The NIC says is possible to achieve these goals. In particular, the successful exploitation of the falling costs of low carbon technologies will ensure energy prices are as low as possible, underpinning a strong industrial strategy.

Recommendations as to how to bring this about will form a key part of the 2018 National Infrastructure Assessment.

Consultation questions set out include:

  • How should the residual waste stream be separated and sorted amongst anaerobic digestion, energy from waste facilities and alternatives to maximise the benefits to society and minimise the environmental costs?
  • Could the packaging regulations be reformed to sharpen the incentives on producers to reduce packaging, without placing disproportionate costs on businesses or creating significant market distortions?

CIWM Says

CIWM has given a “cautious endorsement” of the report, with its chief executive saying the report hasn’t taken on board the role secondary raw materials could play in supporting other industries.

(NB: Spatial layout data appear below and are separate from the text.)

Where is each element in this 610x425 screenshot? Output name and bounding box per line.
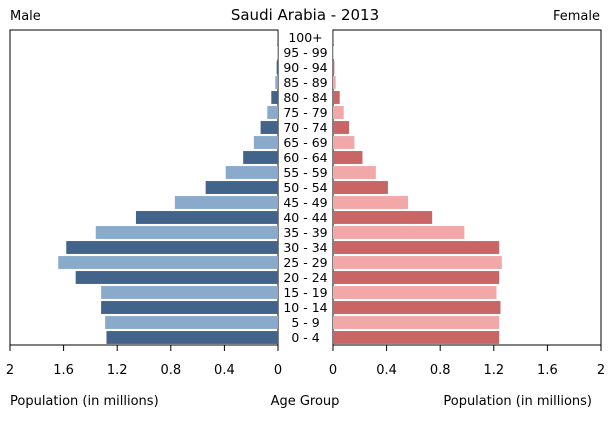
female-bar-95-99 (333, 46, 334, 59)
female-x-tick-label: 0.4 (376, 363, 397, 378)
female-x-axis-label: Population (in millions) (443, 394, 592, 409)
age-group-axis-label: Age Group (271, 394, 340, 409)
age-group-label: 10 - 14 (283, 300, 327, 315)
age-group-label: 30 - 34 (283, 240, 327, 255)
female-bar-15-19 (333, 286, 497, 299)
male-bar-85-89 (275, 76, 278, 89)
male-x-tick-label: 2 (6, 363, 14, 378)
female-bar-85-89 (333, 76, 336, 89)
age-group-label: 0 - 4 (291, 330, 319, 345)
age-group-label: 50 - 54 (283, 180, 327, 195)
female-bar-35-39 (333, 226, 465, 239)
female-bar-0-4 (333, 331, 500, 344)
age-group-label: 15 - 19 (283, 285, 327, 300)
female-bar-5-9 (333, 316, 500, 329)
age-group-label: 20 - 24 (283, 270, 327, 285)
female-label: Female (553, 9, 600, 24)
male-bar-25-29 (58, 256, 278, 269)
male-bar-80-84 (271, 91, 278, 104)
male-x-axis-label: Population (in millions) (10, 394, 159, 409)
male-bar-40-44 (135, 211, 278, 224)
male-bars (58, 31, 279, 344)
male-bar-60-64 (243, 151, 278, 164)
male-bar-30-34 (66, 241, 278, 254)
male-bar-75-79 (267, 106, 278, 119)
female-bar-50-54 (333, 181, 388, 194)
female-x-tick-label: 1.6 (537, 363, 558, 378)
age-group-label: 65 - 69 (283, 135, 327, 150)
female-x-tick-label: 0.8 (430, 363, 451, 378)
male-bar-0-4 (106, 331, 278, 344)
female-bar-20-24 (333, 271, 500, 284)
male-bar-35-39 (95, 226, 278, 239)
male-x-tick-label: 0.8 (160, 363, 181, 378)
male-bar-70-74 (260, 121, 278, 134)
male-bar-95-99 (277, 46, 278, 59)
male-x-tick-label: 1.6 (53, 363, 74, 378)
age-group-label: 55 - 59 (283, 165, 327, 180)
female-bar-65-69 (333, 136, 355, 149)
female-bar-30-34 (333, 241, 500, 254)
male-bar-15-19 (101, 286, 279, 299)
female-x-tick-label: 1.2 (483, 363, 504, 378)
female-bar-60-64 (333, 151, 363, 164)
age-group-label: 5 - 9 (291, 315, 319, 330)
age-group-label: 70 - 74 (283, 120, 327, 135)
female-x-axis: 0 0.4 0.8 1.2 1.6 2 (329, 345, 605, 378)
male-bar-50-54 (205, 181, 278, 194)
age-group-label: 80 - 84 (283, 90, 327, 105)
male-bar-55-59 (225, 166, 278, 179)
female-x-tick-label: 2 (597, 363, 605, 378)
age-group-label: 35 - 39 (283, 225, 327, 240)
age-group-label: 95 - 99 (283, 45, 327, 60)
female-bar-80-84 (333, 91, 340, 104)
age-group-label: 25 - 29 (283, 255, 327, 270)
age-group-label: 45 - 49 (283, 195, 327, 210)
female-bar-90-94 (333, 61, 335, 74)
male-x-axis: 0 0.4 0.8 1.2 1.6 2 (6, 345, 282, 378)
female-bar-10-14 (333, 301, 501, 314)
male-x-tick-label: 1.2 (107, 363, 128, 378)
female-x-tick-label: 0 (329, 363, 337, 378)
female-bar-70-74 (333, 121, 350, 134)
male-bar-5-9 (105, 316, 278, 329)
female-bars (333, 31, 502, 344)
chart-title: Saudi Arabia - 2013 (231, 6, 379, 24)
age-group-label: 90 - 94 (283, 60, 327, 75)
age-group-label: 40 - 44 (283, 210, 327, 225)
male-bar-10-14 (101, 301, 279, 314)
female-bar-40-44 (333, 211, 433, 224)
female-bar-45-49 (333, 196, 409, 209)
female-bar-25-29 (333, 256, 502, 269)
male-bar-45-49 (174, 196, 278, 209)
male-bar-20-24 (75, 271, 278, 284)
male-bar-65-69 (253, 136, 278, 149)
male-x-tick-label: 0 (274, 363, 282, 378)
female-bar-55-59 (333, 166, 376, 179)
age-group-label: 60 - 64 (283, 150, 327, 165)
age-group-label: 100+ (288, 30, 322, 45)
female-bar-75-79 (333, 106, 344, 119)
male-x-tick-label: 0.4 (214, 363, 235, 378)
male-bar-90-94 (276, 61, 278, 74)
age-group-label: 75 - 79 (283, 105, 327, 120)
age-group-label: 85 - 89 (283, 75, 327, 90)
male-label: Male (10, 9, 41, 24)
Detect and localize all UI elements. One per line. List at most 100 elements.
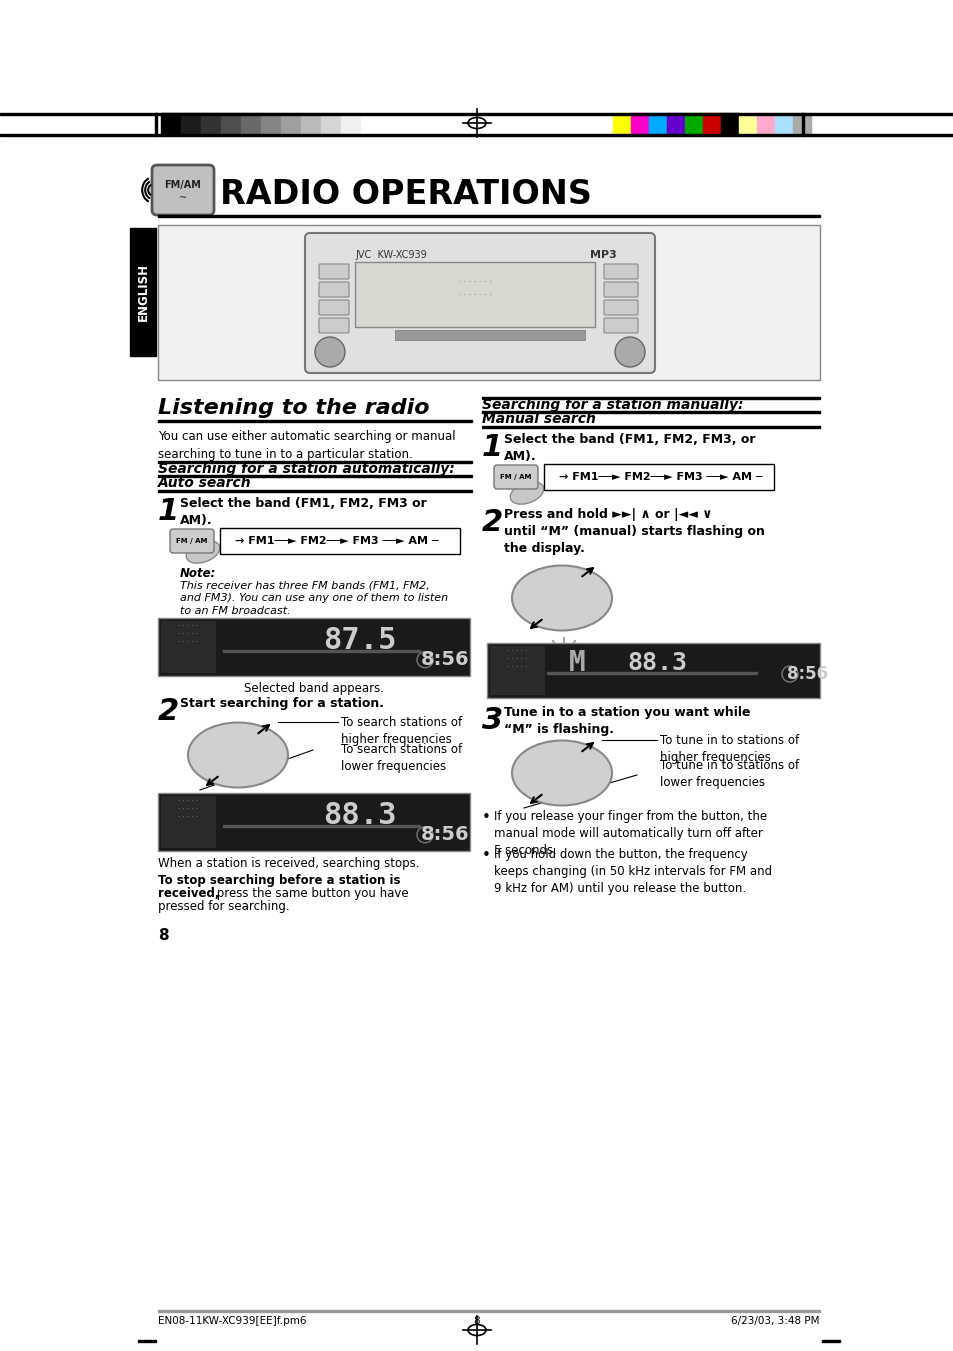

CIWM’s chief executive, Dr Colin Church, said: “CIWM and others in the sector have been working closely with the NIC over the past year or so. It is really positive therefore to see that the NIC has acknowledged the point we’ve been making that resource and waste management is a significant element of our national infrastructure beyond individual large projects.

“And the NIC’s caution about the future of electricity-only energy from waste is right, as is an emphasis on waste prevention, especially through tackling packaging issues,” says CIWM chief executive Dr Colin Church.

Dr Colin Church, CIWM – “On the other hand, the NIC disappointingly doesn’t seem to have taken on board the role secondary raw materials – beyond energy – could play in supporting other industries, from aviation and construction to automotive and computing.”

“CIWM also welcomes the continued placing of all this within the wider carbon agenda and the consultation document includes other points we would agree with, such as looking more closely at biogas and the important role that good data can play.

“We are particularly pleased to see the commitment to say more soon on the issues of poor data beyond the household waste stream; without accurate data and a clear policy framework for capturing secondary resources, we will continue to have polarised debate about infrastructure needs in this sector.

“On the other hand, the NIC disappointingly doesn’t seem to have taken on board the role secondary raw materials – beyond energy – could play in supporting other industries, from aviation and construction to automotive and computing. Whilst making a strong case for improved energy efficiency, the role of better resource efficiency is only implicit in the report.

“Overall, and taken together with yesterday’s Clean Growth Strategy, we can now at last see an overall policy picture emerging for the resource and waste management sector in England, something everyone has been seeking for quite some time.

“CIWM will continue to play its part in helping the NIC develop its thinking further in respect of the resource and waste management sector and we look forward to working with it in developing the full National Infrastructure Assessment over the coming months.”